Chinese AI startup DeepSeek's latest AI model, set to be released as soon as next week, was trained on Nvidia's most advanced AI chip, the Blackwell, a senior Trump administration official said Monday, in what could represent a violation of US export controls designed to limit China's access to cutting-edge semiconductor technology.

The US believes DeepSeek will remove technical indicators that might reveal its use of American AI chips, the official said, adding that the Blackwell processors are likely clustered at the company's data center in Inner Mongolia, an autonomous region of China. The official declined to say how the US government received the information or how DeepSeek obtained the chips, but emphasized that US policy is clear: "we're not shipping Blackwells to China."

The Export Control Framework

US export regulations currently ban shipments of Nvidia's Blackwell chips to China under Commerce Department restrictions designed to prevent advanced AI capabilities from supporting Chinese military applications and preserving American technological advantages. The Blackwell series represents Nvidia's most powerful AI accelerator lineup, significantly outperforming the H200 chips that sit one tier below in performance.

The revelation comes amid intense Washington debate over where to draw the line on Chinese access to top-tier US AI semiconductors. President Trump briefly opened the door in August for Nvidia to sell a scaled-down Blackwell variant to China, then reversed course, insisting the company's top-tier hardware should remain in American hands. His December decision to allow Chinese firms to purchase H200 chips drew sharp criticism from China hawks but those approved shipments remain stuck behind regulatory approval processes.

How DeepSeek Allegedly Obtained Restricted Hardware

While the administration official would not specify how DeepSeek acquired Blackwell chips, previous reporting from The Information indicated that DeepSeek had smuggled chips into China to train its next model. Reuters is reporting for the first time on the US government's confirmation of the chips' use at DeepSeek's Inner Mongolia facility.

Experts note that advanced semiconductors can reach China through gray market channels including third-party intermediaries, offshore entities, cloud infrastructure pathways, or front companies that obscure final destinations. Even when direct sales are restricted, high-end GPUs can surface through networks that complicate compliance monitoring and enforcement.

DeepSeek likely also removed or altered technical signatures embedded in the chips that would identify them as Nvidia products subject to export restrictions, according to the official, making detection and enforcement even more challenging.

Distillation Allegations Add to Concerns

The model trained on the alleged Blackwell hardware likely also relied on "distillation" of models made by leading US AI companies including Anthropic, Google, OpenAI, and xAI, the official added, echoing allegations made by OpenAI and Anthropic in recent weeks.

Distillation involves having an older, more established and powerful AI model evaluate the quality of answers coming out of a newer model, effectively transferring the older model's learnings. Anthropic accused DeepSeek on Monday of generating over 150,000 exchanges with its Claude chatbot as part of coordinated campaigns to extract capabilities.

The combination of alleged chip smuggling and model distillation suggests DeepSeek is pursuing multiple pathways to close the technology gap with American AI leaders despite export restrictions.

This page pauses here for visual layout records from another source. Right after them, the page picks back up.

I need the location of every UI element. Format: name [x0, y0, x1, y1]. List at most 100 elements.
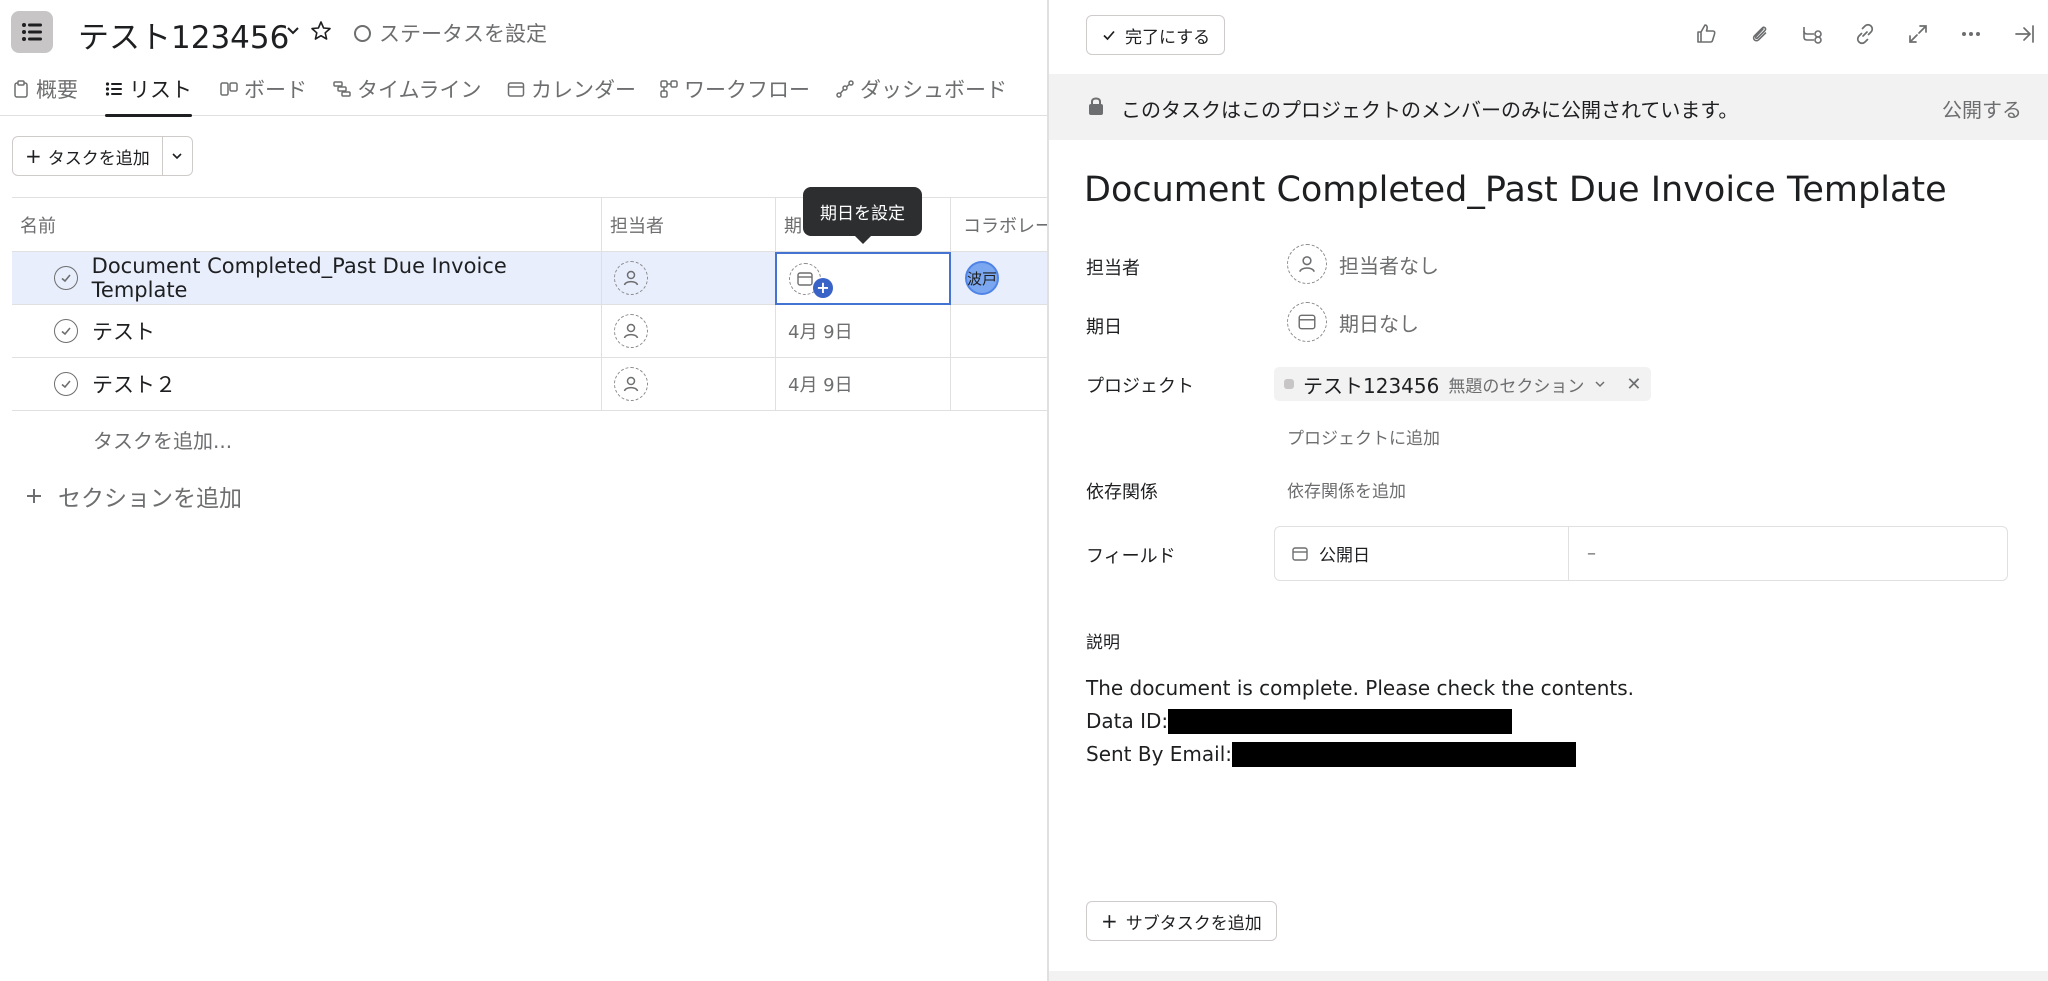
privacy-banner: このタスクはこのプロジェクトのメンバーのみに公開されています。 公開する — [1049, 74, 2048, 140]
data-id-label: Data ID: — [1086, 709, 1169, 733]
project-title[interactable]: テスト123456 — [78, 12, 289, 57]
tab-workflow[interactable]: ワークフロー — [660, 62, 810, 116]
project-label: プロジェクト — [1086, 376, 1194, 397]
due-date-cell[interactable]: + — [775, 252, 951, 305]
task-name[interactable]: テスト — [92, 316, 155, 346]
check-circle-icon[interactable] — [54, 266, 78, 290]
column-header-name[interactable]: 名前 — [12, 198, 602, 251]
task-name[interactable]: テスト２ — [92, 369, 176, 399]
tab-list[interactable]: リスト — [105, 62, 192, 117]
table-row[interactable]: テスト２ 4月 9日 — [12, 358, 1047, 411]
table-row[interactable]: テスト 4月 9日 — [12, 305, 1047, 358]
tab-timeline[interactable]: タイムライン — [333, 62, 482, 116]
task-name-cell[interactable]: Document Completed_Past Due Invoice Temp… — [12, 252, 602, 304]
like-icon[interactable] — [1692, 20, 1720, 48]
custom-field-label: 公開日 — [1319, 546, 1370, 566]
status-circle-icon — [354, 24, 371, 42]
tab-label: ボード — [244, 78, 307, 102]
workflow-icon — [660, 80, 678, 98]
tab-dashboard[interactable]: ダッシュボード — [836, 62, 1007, 116]
add-dependency-link[interactable]: 依存関係を追加 — [1287, 477, 1406, 502]
tab-overview[interactable]: 概要 — [12, 62, 78, 116]
project-color-dot — [1284, 379, 1294, 389]
add-to-project-link[interactable]: プロジェクトに追加 — [1287, 424, 1440, 449]
plus-icon: + — [25, 144, 42, 168]
person-icon[interactable] — [614, 261, 648, 295]
tab-label: タイムライン — [357, 78, 482, 102]
star-icon[interactable] — [309, 19, 333, 43]
due-field[interactable]: 期日なし — [1287, 302, 1419, 342]
description-line: Data ID: — [1086, 705, 1634, 738]
project-list-icon[interactable] — [11, 11, 53, 53]
expand-icon[interactable] — [1904, 20, 1932, 48]
tab-label: 概要 — [36, 78, 78, 102]
make-public-link[interactable]: 公開する — [1942, 94, 2022, 123]
description-label: 説明 — [1086, 633, 1120, 653]
list-icon — [105, 82, 122, 96]
collaborators-cell[interactable]: 波戸 — [951, 252, 1047, 304]
more-icon[interactable] — [1957, 20, 1985, 48]
set-status-button[interactable]: ステータスを設定 — [354, 18, 547, 48]
subtask-icon[interactable] — [1798, 20, 1826, 48]
sent-by-email-label: Sent By Email: — [1086, 742, 1233, 766]
remove-project-icon[interactable]: ✕ — [1626, 374, 1641, 395]
check-circle-icon[interactable] — [54, 372, 78, 396]
person-icon[interactable] — [614, 314, 648, 348]
custom-field-value[interactable]: – — [1569, 527, 2007, 580]
project-chip[interactable]: テスト123456 無題のセクション ✕ — [1274, 367, 1652, 401]
attachment-icon[interactable] — [1745, 20, 1773, 48]
collaborators-cell[interactable] — [951, 358, 1047, 410]
assignee-cell[interactable] — [602, 358, 776, 410]
add-task-label: タスクを追加 — [47, 148, 150, 169]
plus-icon — [27, 489, 41, 503]
close-pane-icon[interactable] — [2010, 20, 2038, 48]
assignee-field[interactable]: 担当者なし — [1287, 244, 1439, 284]
task-name[interactable]: Document Completed_Past Due Invoice Temp… — [92, 254, 601, 302]
project-chip-name[interactable]: テスト123456 — [1303, 370, 1439, 399]
chevron-down-icon — [172, 153, 182, 160]
person-icon[interactable] — [614, 367, 648, 401]
check-icon — [1103, 30, 1115, 41]
due-value: 期日なし — [1339, 311, 1419, 336]
tab-board[interactable]: ボード — [220, 62, 307, 116]
chevron-down-icon[interactable] — [1593, 377, 1607, 391]
table-row[interactable]: Document Completed_Past Due Invoice Temp… — [12, 252, 1047, 305]
tooltip-set-due-date: 期日を設定 — [803, 187, 922, 244]
task-name-cell[interactable]: テスト — [12, 305, 602, 357]
add-task-button[interactable]: + タスクを追加 — [13, 137, 162, 175]
due-date-cell[interactable]: 4月 9日 — [776, 305, 951, 357]
tab-label: カレンダー — [531, 78, 636, 102]
add-subtask-button[interactable]: + サブタスクを追加 — [1086, 901, 1277, 941]
description-line: The document is complete. Please check t… — [1086, 672, 1634, 705]
task-title[interactable]: Document Completed_Past Due Invoice Temp… — [1084, 170, 1947, 210]
assignee-cell[interactable] — [602, 305, 776, 357]
column-header-collaborators[interactable]: コラボレー — [951, 198, 1047, 251]
calendar-icon — [1287, 302, 1327, 342]
project-header: テスト123456 ステータスを設定 — [0, 0, 1047, 62]
collaborators-cell[interactable] — [951, 305, 1047, 357]
link-icon[interactable] — [1851, 20, 1879, 48]
chevron-down-icon[interactable] — [282, 20, 304, 42]
project-section-select[interactable]: 無題のセクション — [1448, 372, 1584, 397]
tab-calendar[interactable]: カレンダー — [507, 62, 636, 116]
add-task-dropdown[interactable] — [161, 137, 192, 175]
add-section-button[interactable]: セクションを追加 — [24, 479, 242, 513]
mark-complete-button[interactable]: 完了にする — [1086, 15, 1226, 55]
column-header-assignee[interactable]: 担当者 — [602, 198, 776, 251]
assignee-cell[interactable] — [602, 252, 776, 304]
due-date-cell[interactable]: 4月 9日 — [776, 358, 951, 410]
custom-fields-box: 公開日 – — [1274, 526, 2008, 581]
privacy-banner-text: このタスクはこのプロジェクトのメンバーのみに公開されています。 — [1121, 98, 1739, 122]
custom-field-name: 公開日 — [1275, 527, 1569, 580]
fields-label: フィールド — [1086, 546, 1176, 567]
dependencies-label: 依存関係 — [1086, 482, 1158, 503]
project-list-pane: テスト123456 ステータスを設定 概要 リスト ボード タイムライン カレン… — [0, 0, 1047, 981]
add-task-inline[interactable]: タスクを追加... — [93, 425, 232, 454]
task-name-cell[interactable]: テスト２ — [12, 358, 602, 410]
avatar[interactable]: 波戸 — [965, 261, 999, 295]
assignee-label: 担当者 — [1086, 258, 1140, 279]
description-text[interactable]: The document is complete. Please check t… — [1086, 672, 1634, 771]
check-circle-icon[interactable] — [54, 319, 78, 343]
task-detail-pane: 完了にする このタスクはこのプロジェクトのメンバーのみに公開されています。 公開… — [1047, 0, 2048, 981]
calendar-icon — [1292, 546, 1308, 561]
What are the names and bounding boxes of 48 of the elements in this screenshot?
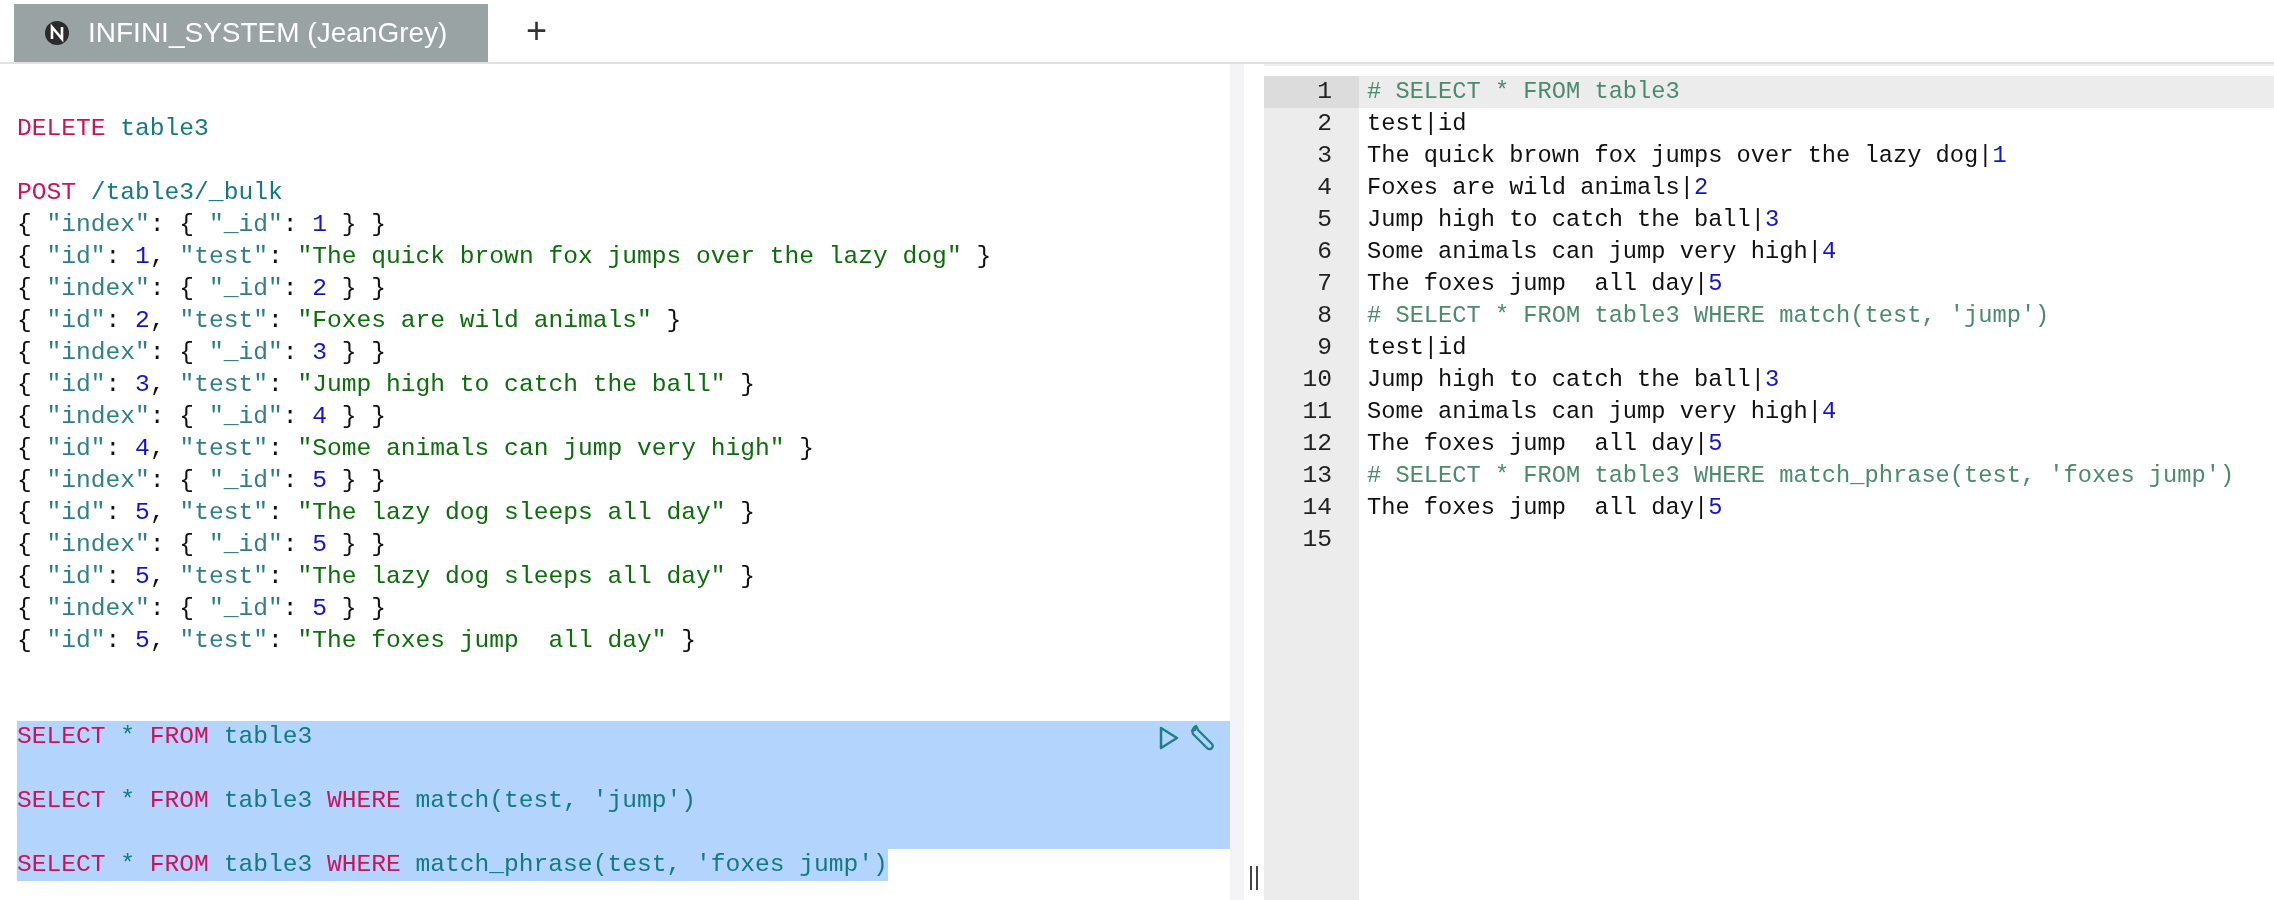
- new-tab-button[interactable]: +: [518, 0, 556, 62]
- line-number: 14: [1264, 492, 1359, 524]
- output-line: Jump high to catch the ball|3: [1366, 205, 1781, 235]
- code-line: { "index": { "_id": 3 } }: [17, 338, 388, 368]
- code-line: { "index": { "_id": 5 } }: [17, 594, 388, 624]
- output-line: The foxes jump all day|5: [1366, 493, 1724, 523]
- code-line: { "id": 5, "test": "The lazy dog sleeps all day" }: [17, 562, 757, 592]
- code-line: { "id": 5, "test": "The foxes jump all day" }: [17, 626, 697, 656]
- code-line: { "id": 4, "test": "Some animals can jump very high" }: [17, 434, 816, 464]
- line-number: 6: [1264, 236, 1359, 268]
- line-number: 12: [1264, 428, 1359, 460]
- output-line: The foxes jump all day|5: [1366, 269, 1724, 299]
- code-line: { "id": 3, "test": "Jump high to catch the ball" }: [17, 370, 757, 400]
- code-line: { "index": { "_id": 5 } }: [17, 530, 388, 560]
- line-number: 2: [1264, 108, 1359, 140]
- code-line: { "index": { "_id": 4 } }: [17, 402, 388, 432]
- code-line: { "index": { "_id": 2 } }: [17, 274, 388, 304]
- code-line: DELETE table3: [17, 114, 210, 144]
- code-line: { "id": 1, "test": "The quick brown fox jumps over the lazy dog" }: [17, 242, 993, 272]
- output-line: Some animals can jump very high|4: [1366, 237, 1838, 267]
- line-number: 1: [1264, 76, 1359, 108]
- output-line: # SELECT * FROM table3 WHERE match_phrase(test, 'foxes jump'): [1366, 461, 2236, 491]
- code-line: { "index": { "_id": 5 } }: [17, 466, 388, 496]
- play-icon[interactable]: [1158, 725, 1180, 751]
- output-line: Some animals can jump very high|4: [1366, 397, 1838, 427]
- code-line: { "index": { "_id": 1 } }: [17, 210, 388, 240]
- line-number: 5: [1264, 204, 1359, 236]
- output-line: # SELECT * FROM table3 WHERE match(test, 'jump'): [1366, 301, 2051, 331]
- output-line: test|id: [1366, 109, 1468, 139]
- line-number: 15: [1264, 524, 1359, 556]
- output-line: test|id: [1366, 333, 1468, 363]
- resize-handle-icon[interactable]: [1250, 866, 1258, 890]
- code-line: POST /table3/_bulk: [17, 178, 284, 208]
- line-number: 9: [1264, 332, 1359, 364]
- code-line: { "id": 5, "test": "The lazy dog sleeps all day" }: [17, 498, 757, 528]
- logo-icon: [44, 20, 70, 46]
- line-number: 7: [1264, 268, 1359, 300]
- line-number: 10: [1264, 364, 1359, 396]
- output-line: Foxes are wild animals|2: [1366, 173, 1710, 203]
- line-number: 8: [1264, 300, 1359, 332]
- line-number: 11: [1264, 396, 1359, 428]
- line-number: 3: [1264, 140, 1359, 172]
- line-number: 13: [1264, 460, 1359, 492]
- code-line: { "id": 2, "test": "Foxes are wild animals" }: [17, 306, 683, 336]
- line-number: 4: [1264, 172, 1359, 204]
- output-line: Jump high to catch the ball|3: [1366, 365, 1781, 395]
- output-line: The quick brown fox jumps over the lazy dog|1: [1366, 141, 2008, 171]
- output-line: The foxes jump all day|5: [1366, 429, 1724, 459]
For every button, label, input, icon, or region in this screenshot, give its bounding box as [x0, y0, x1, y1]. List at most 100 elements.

Policy Implications and Internal Washington Debate

Confirmation of DeepSeek obtaining Blackwell chips is likely to deepen divisions among Washington policymakers struggling to determine effective China AI policy. The news arrives at a particularly sensitive moment as the administration weighs whether to approve DeepSeek's purchase of H200 chips—a decision that now faces additional scrutiny.

China hawks argue that any AI chip exports to China are dangerous given that Chinese AI leaders "brazenly violate export controls and are unlikely to comply with terms prohibiting use for the Chinese military," according to former White House National Security Council technology director Saif Khan. He added that "Chinese AI companies' reliance on smuggled Blackwells underscores their massive shortfall of domestically produced AI chips and why approvals of H200 chips would represent a lifeline."

Conversely, White House AI Czar David Sacks and Nvidia CEO Jensen Huang have argued that selling advanced chips to China could actually slow down domestic competitors like Huawei by reducing pressure to develop indigenous alternatives. Their logic: deny China access to Nvidia and AMD hardware, and you only motivate Chinese firms to accelerate self-sufficiency efforts.

DeepSeek's Rising Profile

Hangzhou-based DeepSeek shook markets in early 2025 with AI models that rivaled some of the best American offerings despite operating under export restrictions, fueling Washington concerns that China could catch up in the AI race faster than anticipated.

The company's R1 reasoning model, released in January 2025, appeared to match leading American systems at dramatically lower reported training costs, though questions remain about whether those figures accurately reflected total development expenses or just incremental costs.

Nvidia, the Commerce Department, and DeepSeek did not respond to requests for comment. The Chinese embassy in Washington criticized what it described as "drawing ideological lines, overstretching the concept of national security, expansive use of export controls and politicizing economic, trade, and technological issues."